If the organization Bread for the World has lost its way, what can one expect of its founder’s thoughts? How Much Is Enough, however, is surprisingly compelling. Simon is genuine and open about his struggles to apply Jesus’ call to himself, a middle class American pastor coming to terms with his privileged economic position…and he is not quick with cheap answers. There’s a lot of food for thought here.

Particularly interesting in the light of Bread for the World’s co-option by big government visionaries is Simon’s discussion about free enterprise. His thought is remarkably similar to Catholic teaching, which boils down to the appreciation that free enterprise is an engine for economic growth, new wealth, and material progress, although it can be dangerously seductive. “To work its magic for the economy, free enterprise needs plenty of room and not too many restraints. But to achieve public justice, free enterprise, like the urge to consume, needs to be tamed and guided.”[viii]

There is a moral ambiguity to affluence, says Simon. We can, on the one hand, generate prosperity for increasingly large numbers of people but must still harness our “unbounded appetites.”[ix] Much of his book is an exploration of that moral ambiguity – not with any formulas for the world but challenging questions for the individual: Can I live with less? Have I become addicted to “having” and indifferent to not only my “being” but to other beings? How do I express gratitude for blessings? How do I respond to need in others? How do I avoid the idolatry of mammon? Answers are personal and individual but important to explore.

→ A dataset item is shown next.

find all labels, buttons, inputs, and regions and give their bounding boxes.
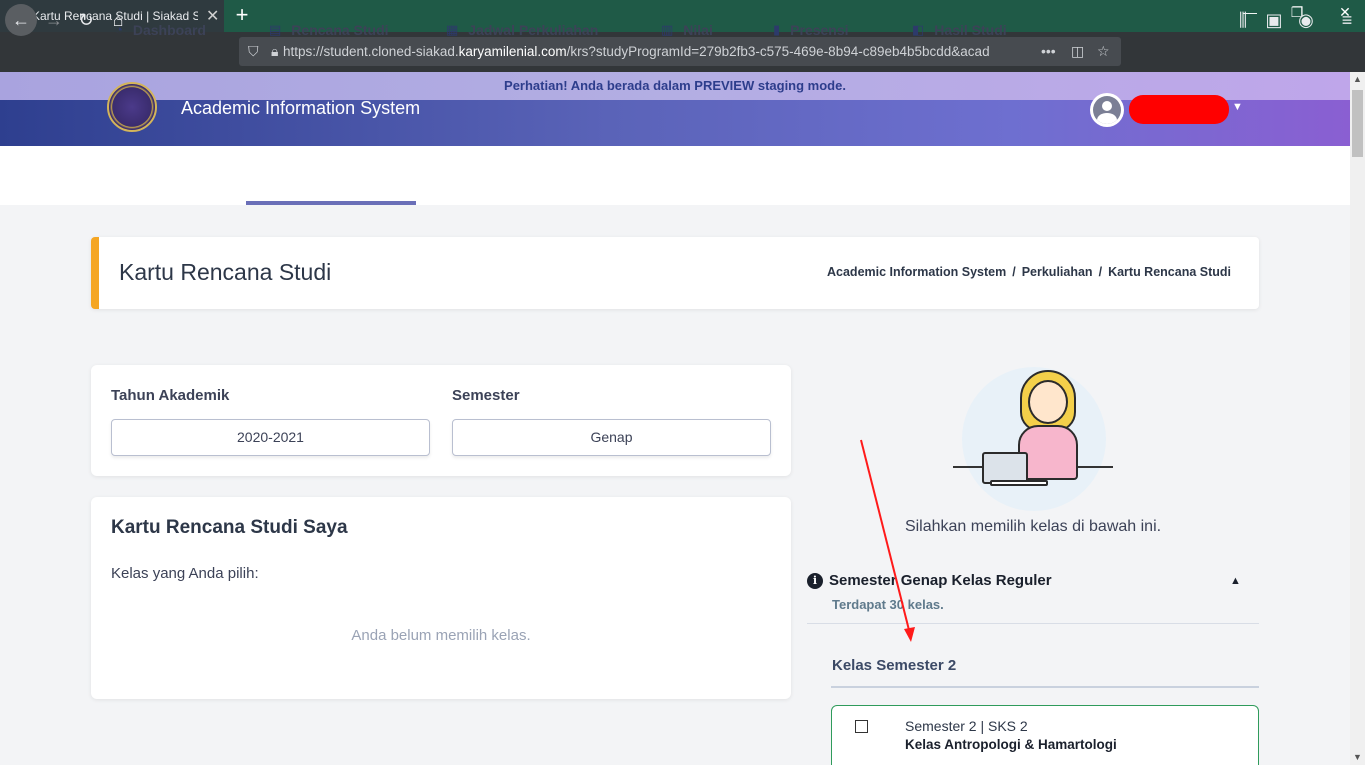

Father Neuhaus, for all his criticism of Bread for the World, gives How Much Is Enough? a supportive review: “Art Simon invites us to a new way of living that, freed from the shackles of consumption, is the way of gratitude and generosity. And he leaves it up to each of us to think through, and pray through, exactly what that means for us.” That’s a pretty invaluable undertaking for participants in a social justice program.

Spero columnist Stephanie Block also edits the New Mexico-based Los Pequenos newspaper.

[i] Katherine Marshall, Marisa Van Saanen, Development of Faith: Where Mind, Heart, and Soul Work Together, (Washington DC, The International Bank for Reconstruction and Development / The World Bank: 2007), p 146.

[ii] StevenMosher, “The Return of Anti-People Propaganda: A Comment on the "Return of the Population Growth Factor," PRI Weekly Briefing, 6-22-09.

[iii] Ibid.

[iv] David M. Beckmann, Arthur R. Simon, Grace at the Table: Ending Hunger in God's World, Paulist Press, 1999 (by Bread for the World Institute), p. 62.

[v] Suzie Siegel, “Mexican Women Work for Progress,” The Tampa Tribune, 3-8-96.

[vi] CIDHAL has been, for example, a major player if the International Day of Action for Women’s Health, which has sexual and reproductive “rights” at the forefront of its concerns. See Latin and American Women’s Health Network, “International Campaigns for Activism, (accessed 4-27-99).

[vii] Rev. Richard John

Neuhaus, “The Public Square,” First Things, August/September 1996.

[viii] How Much Is Enough? p. 105

[ix] How Much Is Enough? p. 107, quoting Lewis Mumford.